Un mois avant les événements, quelqu’un a complété une modification de phrase à l’aide d’un bracelet électronique. Décrit comme « relativement immature » et « intolérant à la frustration », il avoue être « amoureux de l’argent ». Un autre a déjà comparu devant un tribunal correctionnel en 2014 pour tentative de vol et était alors en liberté surveillée…
Enfin, ce dernier, chauffeur poids lourd de profession, a repris la direction d’un dépanneur avec un de ses frères et a vu dans cette attaque contre les transporteurs Loomis un “bon moyen” de rembourser ses dettes…
Selon les transporteurs, les braqueurs étaient paniqués, mal organisés et visiblement incompétents…
Mais de l’avis des transporteurs eux-mêmes, traumatisés par ce vol et les violences subies, l’opération était vouée à l’échec. « Ils ne savaient pas comment procéder, ils étaient paniqués », raconte un employé de Loomis. “C’était mal organisé et ils ont fait preuve d’une incompétence évidente”, a déclaré le second.
Une impréparation et un amateurisme qui se sont révélés lors d’une écoute téléphonique entre Tarek T., alors détenu, et sa compagne. « Au dernier moment, ils m’ont dit : viens, il y a les serviettes, viens, c’est juste une arnaque. Finalement, cela se termine par un vol à main armée.” «Je n’ai jamais eu d’arme entre les mains», assure la même personne. Je ne m’attendais pas à ce que ce soit grave (sic), si j’avais su, jamais de ma vie, j’aurais fait quelque chose comme ça. Voici, ce sont les fondements, oh les fondements ? ! Pour moi c’est à la télé sur NRJ12 ! »

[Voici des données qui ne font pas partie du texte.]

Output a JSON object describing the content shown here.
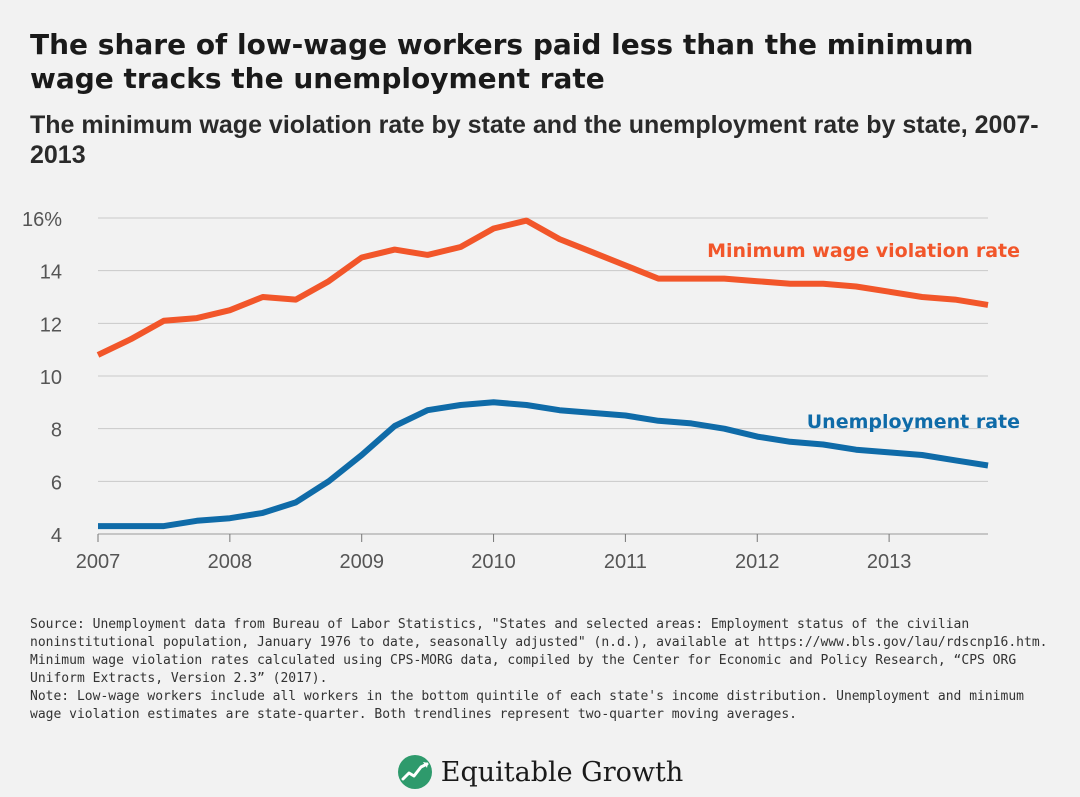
{
  "title": "The share of low-wage workers paid less than the minimum wage tracks the unemployment rate",
  "subtitle": "The minimum wage violation rate by state and the unemployment rate by state, 2007-2013",
  "chart_data": {
    "type": "line",
    "x_tick_labels": [
      "2007",
      "2008",
      "2009",
      "2010",
      "2011",
      "2012",
      "2013"
    ],
    "y_tick_labels": [
      "16%",
      "14",
      "12",
      "10",
      "8",
      "6",
      "4"
    ],
    "y_ticks": [
      16,
      14,
      12,
      10,
      8,
      6,
      4
    ],
    "ylim": [
      4,
      16
    ],
    "xlim": [
      2007,
      2013.75
    ],
    "x_quarters": [
      2007.0,
      2007.25,
      2007.5,
      2007.75,
      2008.0,
      2008.25,
      2008.5,
      2008.75,
      2009.0,
      2009.25,
      2009.5,
      2009.75,
      2010.0,
      2010.25,
      2010.5,
      2010.75,
      2011.0,
      2011.25,
      2011.5,
      2011.75,
      2012.0,
      2012.25,
      2012.5,
      2012.75,
      2013.0,
      2013.25,
      2013.5,
      2013.75
    ],
    "grid": true,
    "series": [
      {
        "name": "Minimum wage violation rate",
        "color": "#f2562a",
        "values": [
          10.8,
          11.4,
          12.1,
          12.2,
          12.5,
          13.0,
          12.9,
          13.6,
          14.5,
          14.8,
          14.6,
          14.9,
          15.6,
          15.9,
          15.2,
          14.7,
          14.2,
          13.7,
          13.7,
          13.7,
          13.6,
          13.5,
          13.5,
          13.4,
          13.2,
          13.0,
          12.9,
          12.7
        ]
      },
      {
        "name": "Unemployment rate",
        "color": "#0f6ba8",
        "values": [
          4.3,
          4.3,
          4.3,
          4.5,
          4.6,
          4.8,
          5.2,
          6.0,
          7.0,
          8.1,
          8.7,
          8.9,
          9.0,
          8.9,
          8.7,
          8.6,
          8.5,
          8.3,
          8.2,
          8.0,
          7.7,
          7.5,
          7.4,
          7.2,
          7.1,
          7.0,
          6.8,
          6.6
        ]
      }
    ]
  },
  "footnotes": {
    "source": "Source: Unemployment data from Bureau of Labor Statistics, \"States and selected areas: Employment status of the civilian noninstitutional population, January 1976 to date, seasonally adjusted\" (n.d.), available at https://www.bls.gov/lau/rdscnp16.htm. Minimum wage violation rates calculated using CPS-MORG data, compiled by the Center for Economic and Policy Research, “CPS ORG Uniform Extracts, Version 2.3” (2017).",
    "note": "Note: Low-wage workers include all workers in the bottom quintile of each state's income distribution. Unemployment and minimum wage violation estimates are state-quarter. Both trendlines represent two-quarter moving averages."
  },
  "logo": {
    "text": "Equitable Growth",
    "icon": "growth-chart-icon",
    "color": "#2e9a6c"
  }
}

En revanche, les policiers de la PJ de Meaux n’ont jamais réussi à identifier le quatrième complice de cette bande mal organisée. Le nom d’un éventuel cinquième complice qui aurait comparu lors de l’audience n’a pas non plus été identifié. Un certain Hakim, surnommé « Peanut », et présenté comme « l’instigateur » de ce mauvais coup. Interrogé, le soussigné Karim Morand-Lahouazi, avocat de Farid A., absent du procès et visé par un mandat d’arrêt, “n’a pas voulu s’exprimer”.